“Dan hendaklah kamu tetap di rumahmu dan janganlah kamu berhias dan bertingkah laku seperti orang-orang jahiliyah yang dahulu.. (QS. Al-Ahzab: 33)
Sedangkan sufur adalah menyingkap penutup wajah. Allah berfirman:
“Banyak muka pada hari itu berseri-seri.. (QS. Abaa: 38)
Berbagai dalil, baik dari Al-qur’an maupun As-Sunnah serta ijma ulama menunjukkan haramnya tabarruj dan sufur. Hal ini disebabkan, keuanya dapat menyingkap aurat, merusak akhlak, dan menyeleweng terhadap aturan kehidupan.
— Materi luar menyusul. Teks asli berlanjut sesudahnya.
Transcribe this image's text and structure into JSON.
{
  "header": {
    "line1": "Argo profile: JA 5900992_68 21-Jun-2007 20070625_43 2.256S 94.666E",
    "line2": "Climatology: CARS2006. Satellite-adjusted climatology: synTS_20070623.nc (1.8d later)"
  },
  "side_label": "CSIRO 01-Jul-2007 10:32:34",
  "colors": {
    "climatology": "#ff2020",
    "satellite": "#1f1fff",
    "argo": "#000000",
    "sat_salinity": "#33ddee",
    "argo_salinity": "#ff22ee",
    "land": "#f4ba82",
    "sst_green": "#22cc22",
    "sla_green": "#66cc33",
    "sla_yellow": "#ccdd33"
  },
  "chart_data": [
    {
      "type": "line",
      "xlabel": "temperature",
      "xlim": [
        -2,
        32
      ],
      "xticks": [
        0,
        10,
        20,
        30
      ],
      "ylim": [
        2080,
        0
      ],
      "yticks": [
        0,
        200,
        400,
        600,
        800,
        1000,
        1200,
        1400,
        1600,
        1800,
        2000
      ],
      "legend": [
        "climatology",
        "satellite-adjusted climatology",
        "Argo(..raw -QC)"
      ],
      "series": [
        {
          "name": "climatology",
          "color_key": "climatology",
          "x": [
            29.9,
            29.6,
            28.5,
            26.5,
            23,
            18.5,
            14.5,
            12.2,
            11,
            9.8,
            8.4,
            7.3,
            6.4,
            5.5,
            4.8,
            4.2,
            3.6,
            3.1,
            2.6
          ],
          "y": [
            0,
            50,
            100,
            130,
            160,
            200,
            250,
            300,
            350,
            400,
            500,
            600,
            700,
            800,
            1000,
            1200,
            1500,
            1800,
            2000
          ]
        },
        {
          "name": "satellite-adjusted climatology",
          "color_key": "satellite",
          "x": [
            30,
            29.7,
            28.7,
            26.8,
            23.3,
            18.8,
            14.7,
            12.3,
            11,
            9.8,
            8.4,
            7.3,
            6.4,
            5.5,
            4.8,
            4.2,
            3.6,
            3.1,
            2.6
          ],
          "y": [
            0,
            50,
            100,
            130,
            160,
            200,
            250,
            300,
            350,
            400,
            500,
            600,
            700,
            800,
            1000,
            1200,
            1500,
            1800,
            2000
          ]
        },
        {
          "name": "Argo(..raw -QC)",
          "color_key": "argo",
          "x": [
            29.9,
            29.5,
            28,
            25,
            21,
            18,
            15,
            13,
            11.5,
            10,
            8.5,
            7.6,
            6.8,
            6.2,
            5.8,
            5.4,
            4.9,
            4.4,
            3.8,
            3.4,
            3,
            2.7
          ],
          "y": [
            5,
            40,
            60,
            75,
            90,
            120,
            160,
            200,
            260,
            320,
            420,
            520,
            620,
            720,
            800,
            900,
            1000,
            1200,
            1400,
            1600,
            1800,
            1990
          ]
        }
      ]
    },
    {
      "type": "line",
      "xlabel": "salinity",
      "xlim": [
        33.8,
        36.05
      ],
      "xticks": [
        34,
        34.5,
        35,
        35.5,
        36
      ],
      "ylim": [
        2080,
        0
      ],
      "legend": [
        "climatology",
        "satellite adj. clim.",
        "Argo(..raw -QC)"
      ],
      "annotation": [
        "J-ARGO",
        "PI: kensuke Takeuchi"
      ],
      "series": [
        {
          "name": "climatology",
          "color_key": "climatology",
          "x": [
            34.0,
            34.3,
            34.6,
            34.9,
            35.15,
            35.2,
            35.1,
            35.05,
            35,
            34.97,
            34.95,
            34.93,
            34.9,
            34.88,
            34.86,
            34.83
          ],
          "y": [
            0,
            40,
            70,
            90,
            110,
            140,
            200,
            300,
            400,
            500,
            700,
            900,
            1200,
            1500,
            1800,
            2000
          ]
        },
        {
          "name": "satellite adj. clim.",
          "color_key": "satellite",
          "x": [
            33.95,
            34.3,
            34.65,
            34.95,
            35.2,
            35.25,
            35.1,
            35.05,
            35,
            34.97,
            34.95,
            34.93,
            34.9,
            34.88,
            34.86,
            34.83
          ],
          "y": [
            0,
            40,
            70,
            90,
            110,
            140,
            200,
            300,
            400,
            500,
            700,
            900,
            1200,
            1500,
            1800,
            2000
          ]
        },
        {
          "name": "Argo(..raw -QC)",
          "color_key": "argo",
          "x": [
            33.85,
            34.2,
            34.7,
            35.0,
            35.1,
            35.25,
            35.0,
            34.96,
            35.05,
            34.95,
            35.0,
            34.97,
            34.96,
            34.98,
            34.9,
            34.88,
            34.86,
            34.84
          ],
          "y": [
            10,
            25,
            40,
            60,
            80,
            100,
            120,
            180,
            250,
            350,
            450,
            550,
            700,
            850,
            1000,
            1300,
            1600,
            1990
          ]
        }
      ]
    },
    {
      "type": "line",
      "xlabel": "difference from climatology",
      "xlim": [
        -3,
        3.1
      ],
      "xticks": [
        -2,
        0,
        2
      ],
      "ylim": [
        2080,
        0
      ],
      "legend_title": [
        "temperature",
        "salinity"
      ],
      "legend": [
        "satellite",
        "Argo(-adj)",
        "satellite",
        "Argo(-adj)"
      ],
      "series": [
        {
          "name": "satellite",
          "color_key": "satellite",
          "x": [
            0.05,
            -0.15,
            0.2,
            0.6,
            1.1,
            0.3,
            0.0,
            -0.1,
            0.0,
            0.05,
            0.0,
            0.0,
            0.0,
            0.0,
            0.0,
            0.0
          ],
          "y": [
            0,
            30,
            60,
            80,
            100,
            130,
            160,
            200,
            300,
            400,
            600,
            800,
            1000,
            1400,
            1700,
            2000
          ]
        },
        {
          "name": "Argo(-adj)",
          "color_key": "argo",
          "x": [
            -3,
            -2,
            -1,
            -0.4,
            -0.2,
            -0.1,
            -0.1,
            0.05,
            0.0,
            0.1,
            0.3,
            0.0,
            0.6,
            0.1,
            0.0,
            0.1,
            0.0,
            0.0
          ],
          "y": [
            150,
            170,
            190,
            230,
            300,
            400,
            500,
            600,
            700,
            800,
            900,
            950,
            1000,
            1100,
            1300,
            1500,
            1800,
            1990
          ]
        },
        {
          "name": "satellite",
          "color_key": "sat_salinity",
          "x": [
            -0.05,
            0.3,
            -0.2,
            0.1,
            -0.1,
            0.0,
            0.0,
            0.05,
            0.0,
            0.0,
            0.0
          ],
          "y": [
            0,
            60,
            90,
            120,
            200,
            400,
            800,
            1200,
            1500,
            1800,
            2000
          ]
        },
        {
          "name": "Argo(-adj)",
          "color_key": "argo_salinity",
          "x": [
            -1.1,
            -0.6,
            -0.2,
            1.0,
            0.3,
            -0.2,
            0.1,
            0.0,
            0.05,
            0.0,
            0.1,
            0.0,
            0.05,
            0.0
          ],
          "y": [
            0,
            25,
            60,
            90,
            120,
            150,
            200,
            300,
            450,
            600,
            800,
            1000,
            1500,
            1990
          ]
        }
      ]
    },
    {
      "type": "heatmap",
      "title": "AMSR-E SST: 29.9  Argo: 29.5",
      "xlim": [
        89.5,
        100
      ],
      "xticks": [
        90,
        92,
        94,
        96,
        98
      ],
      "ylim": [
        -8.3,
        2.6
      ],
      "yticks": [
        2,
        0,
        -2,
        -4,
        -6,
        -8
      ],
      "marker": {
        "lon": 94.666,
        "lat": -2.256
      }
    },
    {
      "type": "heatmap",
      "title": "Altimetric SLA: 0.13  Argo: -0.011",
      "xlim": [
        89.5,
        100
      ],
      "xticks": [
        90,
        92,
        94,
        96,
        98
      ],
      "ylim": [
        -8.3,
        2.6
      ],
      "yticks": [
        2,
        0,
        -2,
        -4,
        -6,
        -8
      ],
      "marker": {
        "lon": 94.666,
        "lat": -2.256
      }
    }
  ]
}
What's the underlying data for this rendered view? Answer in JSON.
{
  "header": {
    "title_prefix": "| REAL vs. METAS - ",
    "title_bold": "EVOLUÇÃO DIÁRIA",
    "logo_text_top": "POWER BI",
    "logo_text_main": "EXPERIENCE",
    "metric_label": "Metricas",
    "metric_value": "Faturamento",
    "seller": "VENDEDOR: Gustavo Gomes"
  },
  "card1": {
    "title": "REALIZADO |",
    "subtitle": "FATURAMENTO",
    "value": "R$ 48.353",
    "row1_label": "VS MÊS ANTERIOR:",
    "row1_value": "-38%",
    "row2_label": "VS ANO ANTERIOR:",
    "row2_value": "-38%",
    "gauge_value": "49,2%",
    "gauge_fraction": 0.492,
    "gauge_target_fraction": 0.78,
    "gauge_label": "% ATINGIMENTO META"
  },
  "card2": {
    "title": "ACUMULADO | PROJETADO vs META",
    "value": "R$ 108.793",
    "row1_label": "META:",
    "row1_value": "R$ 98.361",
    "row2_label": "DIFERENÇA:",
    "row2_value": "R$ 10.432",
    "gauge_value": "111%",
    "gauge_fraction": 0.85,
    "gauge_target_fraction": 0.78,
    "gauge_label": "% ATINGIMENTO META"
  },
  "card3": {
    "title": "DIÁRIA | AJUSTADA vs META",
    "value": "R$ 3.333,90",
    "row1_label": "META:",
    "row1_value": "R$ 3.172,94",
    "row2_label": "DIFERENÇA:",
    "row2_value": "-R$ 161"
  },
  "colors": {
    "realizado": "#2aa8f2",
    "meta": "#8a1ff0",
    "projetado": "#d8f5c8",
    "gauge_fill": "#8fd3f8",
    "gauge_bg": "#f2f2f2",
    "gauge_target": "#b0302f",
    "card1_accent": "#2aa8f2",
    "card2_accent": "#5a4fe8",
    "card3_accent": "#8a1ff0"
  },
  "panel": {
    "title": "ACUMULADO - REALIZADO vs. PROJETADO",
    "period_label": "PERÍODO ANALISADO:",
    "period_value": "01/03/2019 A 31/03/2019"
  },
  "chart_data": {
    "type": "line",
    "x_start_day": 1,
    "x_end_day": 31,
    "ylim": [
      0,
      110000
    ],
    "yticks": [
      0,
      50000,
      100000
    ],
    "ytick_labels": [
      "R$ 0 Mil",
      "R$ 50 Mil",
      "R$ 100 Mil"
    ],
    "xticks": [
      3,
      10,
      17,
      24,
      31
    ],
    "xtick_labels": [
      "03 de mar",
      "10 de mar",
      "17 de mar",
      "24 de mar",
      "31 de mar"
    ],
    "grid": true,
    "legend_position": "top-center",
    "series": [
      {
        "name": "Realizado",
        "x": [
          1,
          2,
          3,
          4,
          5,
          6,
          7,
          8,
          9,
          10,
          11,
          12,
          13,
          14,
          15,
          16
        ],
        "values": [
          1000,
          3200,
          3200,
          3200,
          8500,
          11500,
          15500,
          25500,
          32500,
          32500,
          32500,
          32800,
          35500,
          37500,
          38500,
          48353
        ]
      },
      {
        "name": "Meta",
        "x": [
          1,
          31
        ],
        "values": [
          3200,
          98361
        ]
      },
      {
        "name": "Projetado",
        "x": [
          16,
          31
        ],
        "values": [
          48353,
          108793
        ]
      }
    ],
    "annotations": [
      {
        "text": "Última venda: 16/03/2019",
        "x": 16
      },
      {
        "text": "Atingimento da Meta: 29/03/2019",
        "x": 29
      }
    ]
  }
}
Tabarruj bisa berupa tersingkapnya hijab (penutup) dan menampakkan sebagian anggota tubuh ke hadapan laki-laki yang bukan mahramnya. Bisa juga dengan seorang wanita yang melenggang berjalan dengan aroma parfum yang semerbak. Atau, menghentakkan kaki agar tersingkap perhiasan yang sebelumnya tertutupi. Semua itu menjadi pemantik yang menjurus kearah perzinaan.
Dampaknya lebih parah daripada sekadar saling memandang.
Tabarruj bisa juga dengan bercampurnya laki-laki dengan perempuan dan saling pegang di antara keduanya. Demikian pula wanita dengan wanita yang menyerupai laki-laki, atau meniru gaya wanita kafir.
Rasulullah telah menerangkan bahwa wanita seperti itu merupakan calon penghuni neraka.
Abu Hanifah meriwayatkan bahwa Rasulullah Saw bersabda:
“Ada dua golongan penghuni neraka yang belum aku lihat. Yaitu golongan yang memegang cemeti seperti ekor sapi, yang dengannya mereka memukul manusia dan wanita-wanita yang berpakaian tapi telanjang, berjalan berlenggak-lenggok, kepala mereka seperti punuk unta yang mirng. Mereka tidak akan masuk surge dan tidak akan mencium bau surge, padahal bau surga dapat tercium dari jarak perjalanan sekian dan sekian.”